In 2006 a new baby was born at 42, the same year my eldest son left home. I buried the placenta under the plum tree. His father whom I barely knew moved into the house next door, number 38. There is no number 40.

40 is a liminal space where our relationship continues to invent itself.

42 contains my multitudes without expectations.

I am a Pākehā girl who grew up in a Māori community.
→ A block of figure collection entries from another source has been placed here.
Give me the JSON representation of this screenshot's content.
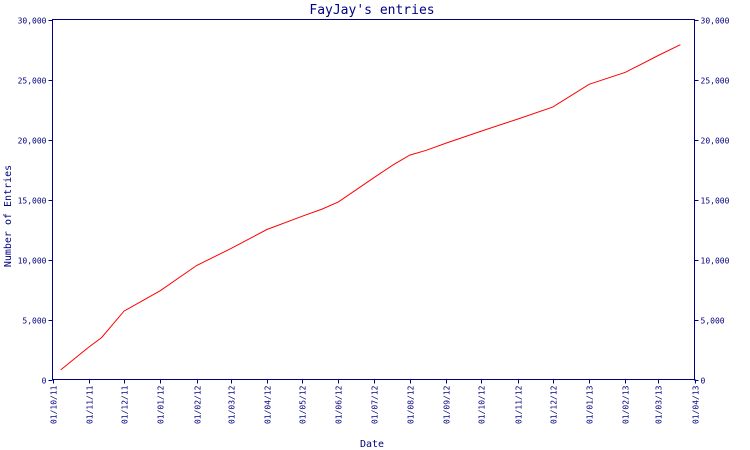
{
  "chart_data": {
    "type": "line",
    "title": "FayJay's entries",
    "xlabel": "Date",
    "ylabel": "Number of Entries",
    "ylim": [
      0,
      30000
    ],
    "yticks": [
      0,
      5000,
      10000,
      15000,
      20000,
      25000,
      30000
    ],
    "ytick_labels": [
      "0",
      "5,000",
      "10,000",
      "15,000",
      "20,000",
      "25,000",
      "30,000"
    ],
    "xticks": [
      "01/10/11",
      "01/11/11",
      "01/12/11",
      "01/01/12",
      "01/02/12",
      "01/03/12",
      "01/04/12",
      "01/05/12",
      "01/06/12",
      "01/07/12",
      "01/08/12",
      "01/09/12",
      "01/10/12",
      "01/11/12",
      "01/12/12",
      "01/01/13",
      "01/02/13",
      "01/03/13",
      "01/04/13"
    ],
    "right_axis": true,
    "grid": false,
    "line_color": "#ff0000",
    "axis_color": "#000080",
    "series": [
      {
        "x": [
          "2011-10-08",
          "2011-11-01",
          "2011-11-12",
          "2011-12-01",
          "2012-01-01",
          "2012-02-01",
          "2012-03-01",
          "2012-04-01",
          "2012-05-01",
          "2012-05-18",
          "2012-06-01",
          "2012-07-01",
          "2012-07-18",
          "2012-08-01",
          "2012-08-15",
          "2012-09-01",
          "2012-10-01",
          "2012-11-01",
          "2012-12-01",
          "2013-01-01",
          "2013-02-01",
          "2013-03-01",
          "2013-03-20"
        ],
        "y": [
          800,
          2700,
          3500,
          5700,
          7400,
          9500,
          10900,
          12500,
          13600,
          14200,
          14800,
          16800,
          17900,
          18700,
          19100,
          19700,
          20700,
          21700,
          22700,
          24600,
          25600,
          27000,
          27900
        ]
      }
    ]
  }
}
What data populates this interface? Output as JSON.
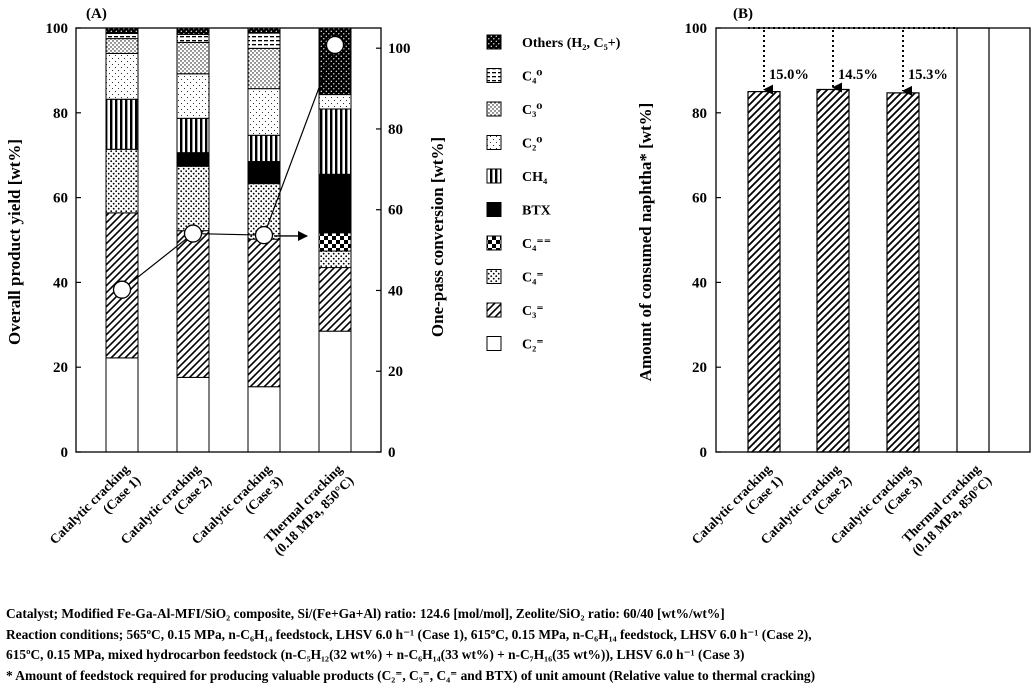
{
  "panel_a": {
    "label": "(A)",
    "y_left_label": "Overall product yield [wt%]",
    "y_right_label": "One-pass conversion [wt%]",
    "y_ticks": [
      "0",
      "20",
      "40",
      "60",
      "80",
      "100"
    ],
    "y_right_ticks": [
      "0",
      "20",
      "40",
      "60",
      "80",
      "100"
    ],
    "categories": [
      [
        "Catalytic cracking",
        "(Case 1)"
      ],
      [
        "Catalytic cracking",
        "(Case 2)"
      ],
      [
        "Catalytic cracking",
        "(Case 3)"
      ],
      [
        "Thermal cracking",
        "(0.18 MPa, 850°C)"
      ]
    ],
    "legend": [
      {
        "label": "Others (H₂, C₅+)"
      },
      {
        "label": "C₄⁰"
      },
      {
        "label": "C₃⁰"
      },
      {
        "label": "C₂⁰"
      },
      {
        "label": "CH₄"
      },
      {
        "label": "BTX"
      },
      {
        "label": "C₄⁼⁼"
      },
      {
        "label": "C₄⁼"
      },
      {
        "label": "C₃⁼"
      },
      {
        "label": "C₂⁼"
      }
    ]
  },
  "panel_b": {
    "label": "(B)",
    "y_label": "Amount of consumed naphtha* [wt%]",
    "y_ticks": [
      "0",
      "20",
      "40",
      "60",
      "80",
      "100"
    ],
    "categories": [
      [
        "Catalytic cracking",
        "(Case 1)"
      ],
      [
        "Catalytic cracking",
        "(Case 2)"
      ],
      [
        "Catalytic cracking",
        "(Case 3)"
      ],
      [
        "Thermal cracking",
        "(0.18 MPa, 850°C)"
      ]
    ],
    "reduction_labels": [
      "15.0%",
      "14.5%",
      "15.3%"
    ]
  },
  "caption": {
    "line1": "Catalyst; Modified Fe-Ga-Al-MFI/SiO₂ composite, Si/(Fe+Ga+Al) ratio: 124.6 [mol/mol], Zeolite/SiO₂ ratio: 60/40 [wt%/wt%]",
    "line2": "Reaction conditions; 565ºC, 0.15 MPa, n-C₆H₁₄ feedstock, LHSV 6.0 h⁻¹ (Case 1), 615ºC, 0.15 MPa, n-C₆H₁₄ feedstock, LHSV 6.0 h⁻¹ (Case 2),",
    "line3": "615ºC, 0.15 MPa, mixed hydrocarbon feedstock (n-C₅H₁₂(32 wt%) + n-C₆H₁₄(33 wt%) +  n-C₇H₁₆(35 wt%)), LHSV 6.0 h⁻¹ (Case 3)",
    "line4": "* Amount of feedstock required for producing valuable products (C₂⁼, C₃⁼, C₄⁼ and BTX) of unit amount (Relative value to thermal cracking)"
  },
  "chart_data": [
    {
      "type": "bar",
      "stacked": true,
      "title": "",
      "ylabel": "Overall product yield [wt%]",
      "ylim": [
        0,
        100
      ],
      "y2label": "One-pass conversion [wt%]",
      "y2lim": [
        0,
        105
      ],
      "categories": [
        "Catalytic cracking (Case 1)",
        "Catalytic cracking (Case 2)",
        "Catalytic cracking (Case 3)",
        "Thermal cracking (0.18 MPa, 850°C)"
      ],
      "series": [
        {
          "name": "C₂⁼",
          "values": [
            22.2,
            17.6,
            15.4,
            28.5
          ]
        },
        {
          "name": "C₃⁼",
          "values": [
            34.2,
            34.6,
            34.8,
            15.0
          ]
        },
        {
          "name": "C₄⁼",
          "values": [
            15.0,
            15.2,
            13.1,
            3.9
          ]
        },
        {
          "name": "C₄⁼⁼",
          "values": [
            0.0,
            0.0,
            0.0,
            4.3
          ]
        },
        {
          "name": "BTX",
          "values": [
            0.0,
            3.2,
            5.2,
            13.8
          ]
        },
        {
          "name": "CH₄",
          "values": [
            11.8,
            8.1,
            6.2,
            15.4
          ]
        },
        {
          "name": "C₂⁰",
          "values": [
            10.8,
            10.5,
            11.0,
            3.4
          ]
        },
        {
          "name": "C₃⁰",
          "values": [
            3.5,
            7.4,
            9.5,
            0.0
          ]
        },
        {
          "name": "C₄⁰",
          "values": [
            1.2,
            1.9,
            3.6,
            0.0
          ]
        },
        {
          "name": "Others (H₂, C₅+)",
          "values": [
            1.3,
            1.5,
            1.2,
            15.7
          ]
        }
      ],
      "line_series": {
        "axis": "right",
        "values": [
          40.2,
          54.1,
          53.7,
          100.8
        ],
        "arrow_end": 53.5
      }
    },
    {
      "type": "bar",
      "title": "",
      "ylabel": "Amount of consumed naphtha* [wt%]",
      "ylim": [
        0,
        100
      ],
      "categories": [
        "Catalytic cracking (Case 1)",
        "Catalytic cracking (Case 2)",
        "Catalytic cracking (Case 3)",
        "Thermal cracking (0.18 MPa, 850°C)"
      ],
      "values": [
        85.0,
        85.5,
        84.7,
        100.0
      ],
      "annotations": [
        "15.0%",
        "14.5%",
        "15.3%"
      ]
    }
  ]
}
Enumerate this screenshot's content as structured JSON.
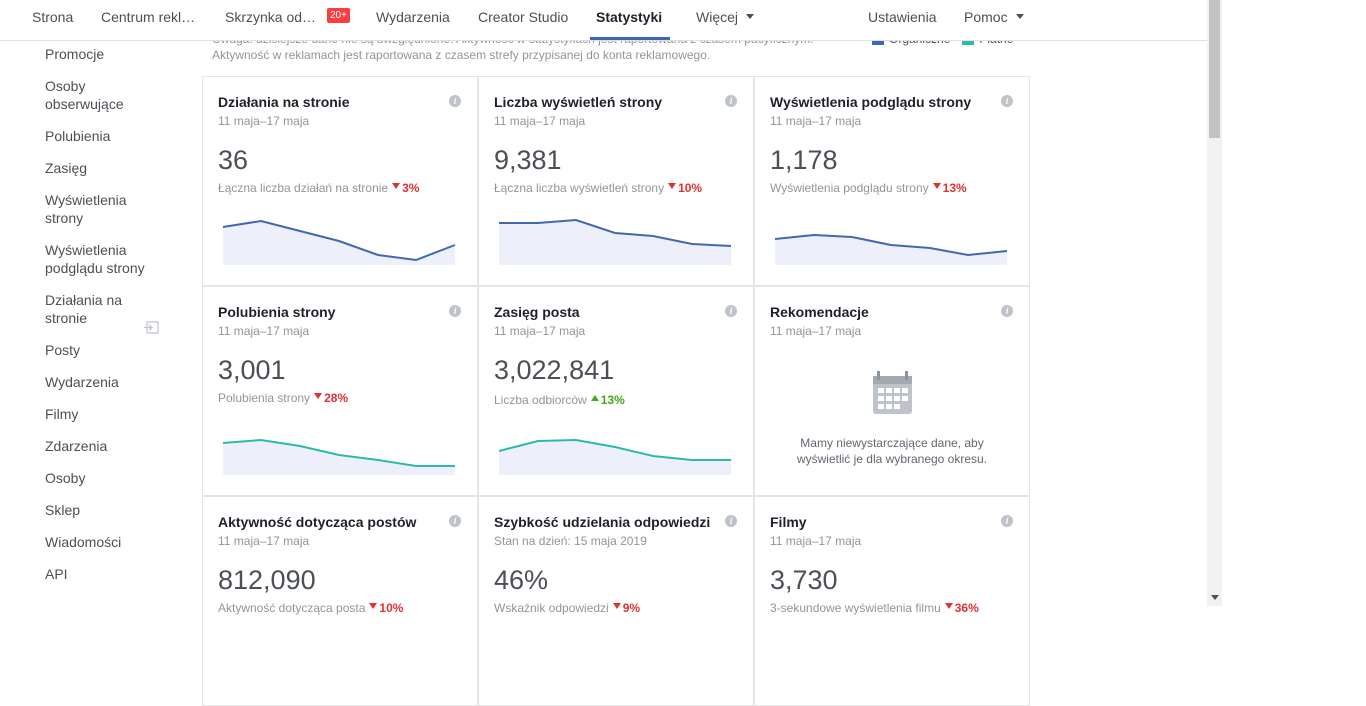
{
  "nav": {
    "items": [
      "Strona",
      "Centrum rekl…",
      "Skrzynka od…",
      "Wydarzenia",
      "Creator Studio",
      "Statystyki",
      "Więcej"
    ],
    "badge": "20+",
    "active": 5,
    "right": [
      "Ustawienia",
      "Pomoc"
    ]
  },
  "sidebar": {
    "items": [
      "Promocje",
      "Osoby obserwujące",
      "Polubienia",
      "Zasięg",
      "Wyświetlenia strony",
      "Wyświetlenia podglądu strony",
      "Działania na stronie",
      "Posty",
      "Wydarzenia",
      "Filmy",
      "Zdarzenia",
      "Osoby",
      "Sklep",
      "Wiadomości",
      "API"
    ]
  },
  "notice": {
    "lines": [
      "Uwaga: dzisiejsze dane nie są uwzględnione. Aktywność w statystykach jest raportowana z czasem pacyficznym.",
      "Aktywność w reklamach jest raportowana z czasem strefy przypisanej do konta reklamowego."
    ]
  },
  "legend": {
    "items": [
      {
        "name": "Organiczne",
        "color": "#4267b2"
      },
      {
        "name": "Płatne",
        "color": "#2abba7"
      }
    ]
  },
  "cards": [
    {
      "title": "Działania na stronie",
      "date": "11 maja–17 maja",
      "value": "36",
      "caption": "Łączna liczba działań na stronie",
      "change": "3%",
      "trend": "down"
    },
    {
      "title": "Liczba wyświetleń strony",
      "date": "11 maja–17 maja",
      "value": "9,381",
      "caption": "Łączna liczba wyświetleń strony",
      "change": "10%",
      "trend": "down"
    },
    {
      "title": "Wyświetlenia podglądu strony",
      "date": "11 maja–17 maja",
      "value": "1,178",
      "caption": "Wyświetlenia podglądu strony",
      "change": "13%",
      "trend": "down"
    },
    {
      "title": "Polubienia strony",
      "date": "11 maja–17 maja",
      "value": "3,001",
      "caption": "Polubienia strony",
      "change": "28%",
      "trend": "down"
    },
    {
      "title": "Zasięg posta",
      "date": "11 maja–17 maja",
      "value": "3,022,841",
      "caption": "Liczba odbiorców",
      "change": "13%",
      "trend": "up"
    },
    {
      "title": "Rekomendacje",
      "date": "11 maja–17 maja",
      "message": "Mamy niewystarczające dane, aby wyświetlić je dla wybranego okresu."
    },
    {
      "title": "Aktywność dotycząca postów",
      "date": "11 maja–17 maja",
      "value": "812,090",
      "caption": "Aktywność dotycząca posta",
      "change": "10%",
      "trend": "down"
    },
    {
      "title": "Szybkość udzielania odpowiedzi",
      "date": "Stan na dzień: 15 maja 2019",
      "value": "46%",
      "caption": "Wskaźnik odpowiedzi",
      "change": "9%",
      "trend": "down"
    },
    {
      "title": "Filmy",
      "date": "11 maja–17 maja",
      "value": "3,730",
      "caption": "3-sekundowe wyświetlenia filmu",
      "change": "36%",
      "trend": "down"
    }
  ]
}
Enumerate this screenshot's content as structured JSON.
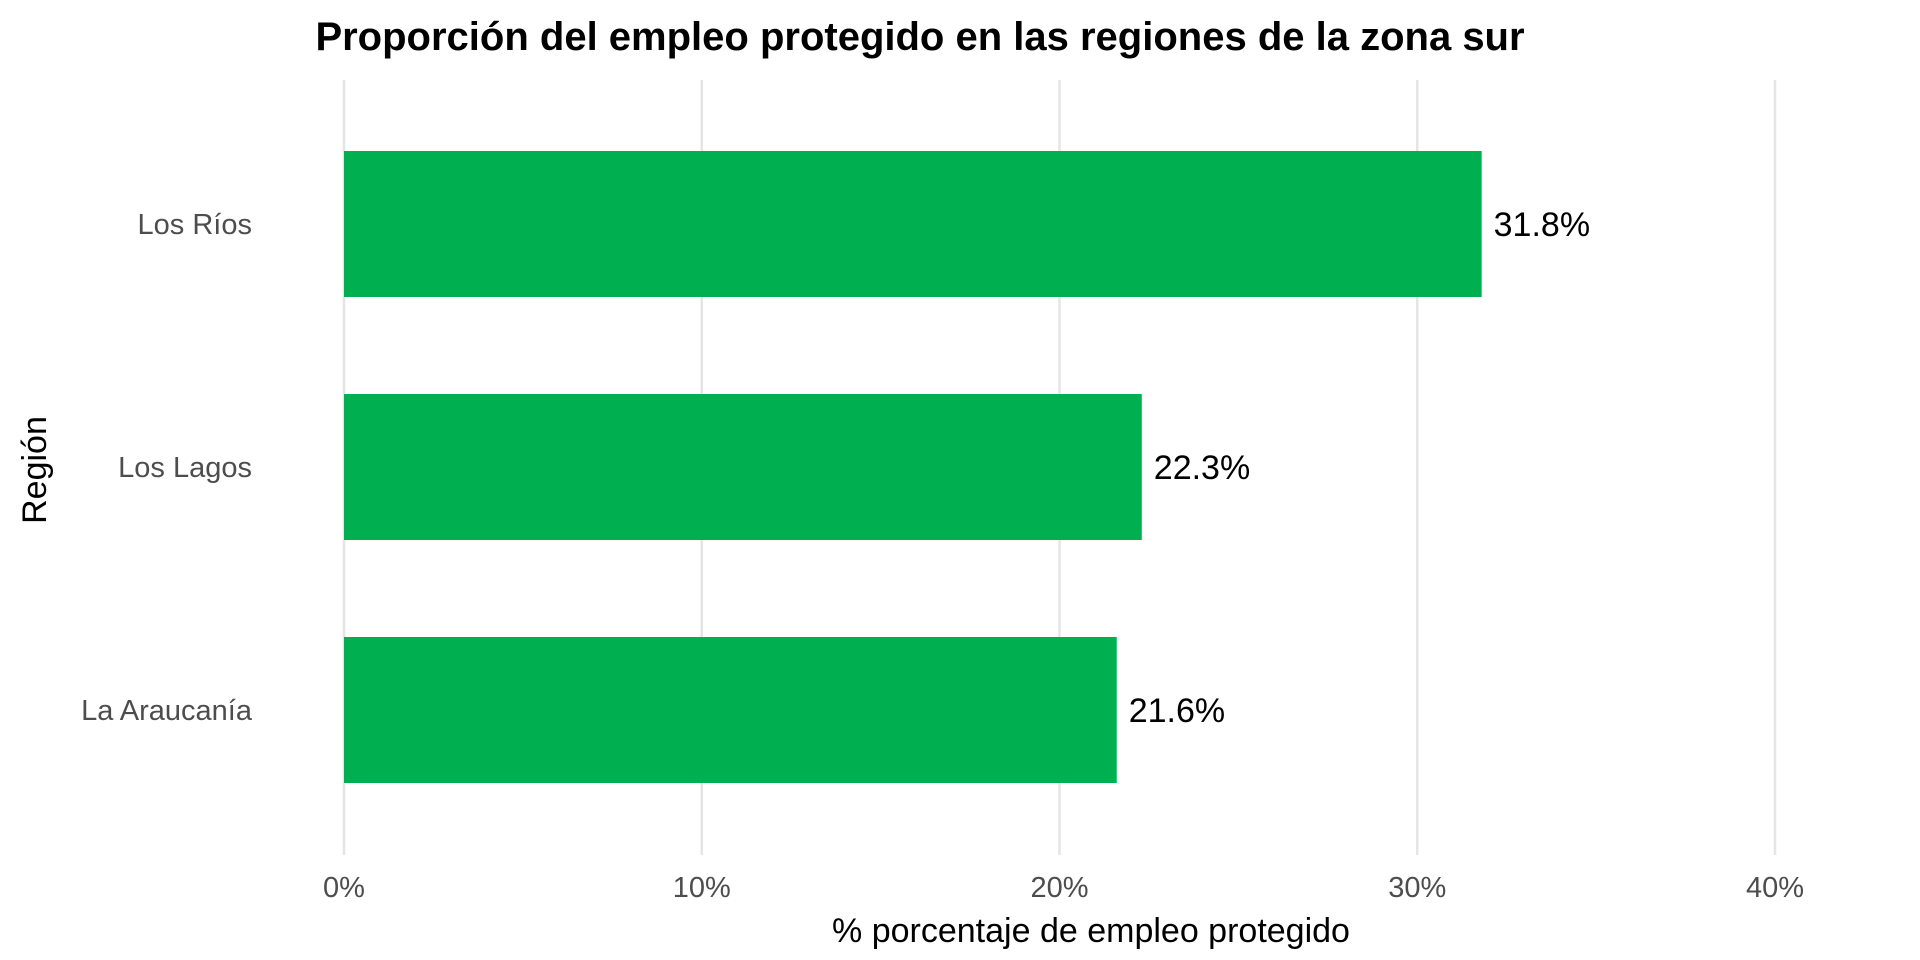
{
  "chart_data": {
    "type": "bar",
    "orientation": "horizontal",
    "title": "Proporción del empleo protegido en las regiones de la zona sur",
    "xlabel": "% porcentaje de empleo protegido",
    "ylabel": "Región",
    "categories": [
      "Los Ríos",
      "Los Lagos",
      "La Araucanía"
    ],
    "values": [
      31.8,
      22.3,
      21.6
    ],
    "data_labels": [
      "31.8%",
      "22.3%",
      "21.6%"
    ],
    "xlim": [
      0,
      40
    ],
    "x_ticks": [
      0,
      10,
      20,
      30,
      40
    ],
    "x_tick_labels": [
      "0%",
      "10%",
      "20%",
      "30%",
      "40%"
    ],
    "grid": true,
    "legend": "none",
    "bar_color": "#00B050"
  }
}
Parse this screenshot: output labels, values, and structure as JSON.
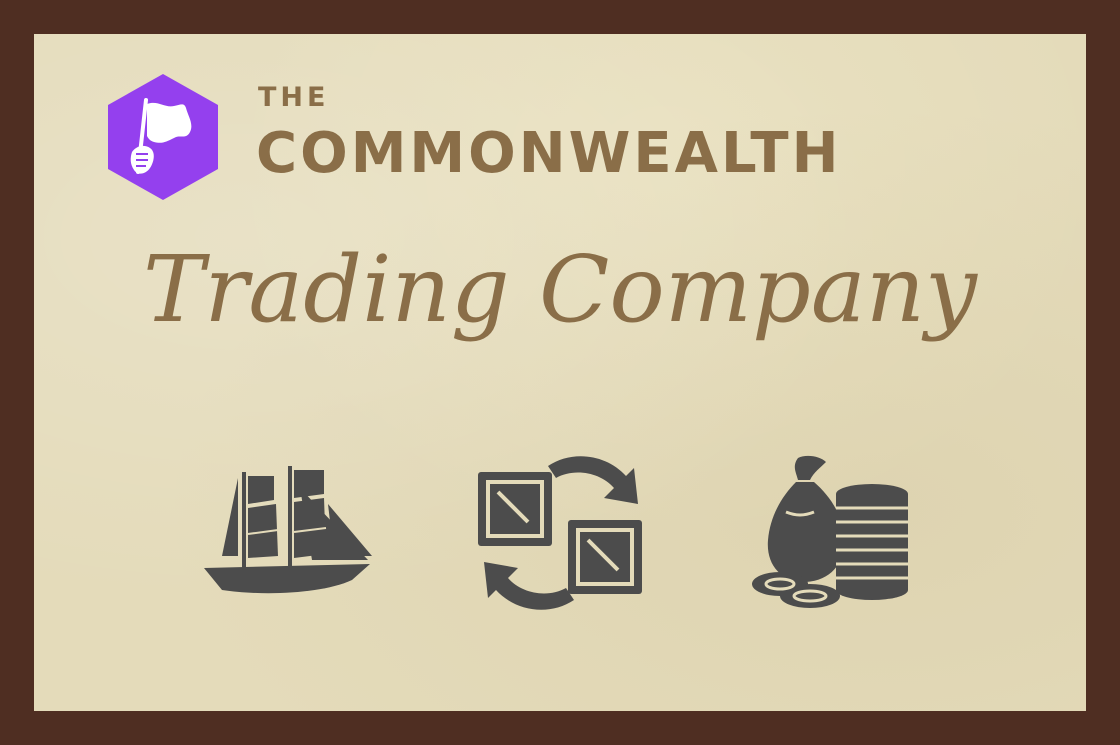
{
  "header": {
    "pretitle": "THE",
    "title": "COMMONWEALTH"
  },
  "tagline": "Trading Company",
  "colors": {
    "frame": "#4f2e22",
    "parchment": "#e4dbba",
    "text": "#8a6e48",
    "logo": "#9440ee",
    "icons": "#4c4c4c"
  },
  "icons": [
    "sailing-ship-icon",
    "exchange-boxes-icon",
    "money-bag-coins-icon"
  ]
}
I am a rural girl and a cosmopolitan international traveller.

I am a working-class woman failing to find a comfortable fit in the middle class.

I am the ostracised single mother on a benefit lining up at the food bank.

I am an over-educated woman who earns a living listening to people’s sad stories and who trades shares for fun.

I am a fearless independent woman who hikes alone over the top of mountain ranges.

I am the daughter of diametrically opposed parents. My father, a war traumatised bipolar alcoholic; my mother, a staunch believer in the one Catholic Apostolic Church.

I am the mother of two children who know exactly who they are.

42 gave them a stable home with a solid foundation. Raised with love and clear vision they leave the confines of the black picket fence and negotiate with the world on their own terms. They are free to be whoever and whatever they choose.

As my ovaries wither and die, I tattoo my stories on my body.

Tūī, pīwakawaka, kōwhai and kākābeak wrap around my calf muscles. Nebulae rage from my forearm.

42 stands strong beside a purple magnolia tree, her doorway shining a welcoming light from my upper arm.

“No whea koe?”

No te wha tekau ma rua ahau.”

This house on this small piece of land in the centre of Papaioea is the only place in this world I belong.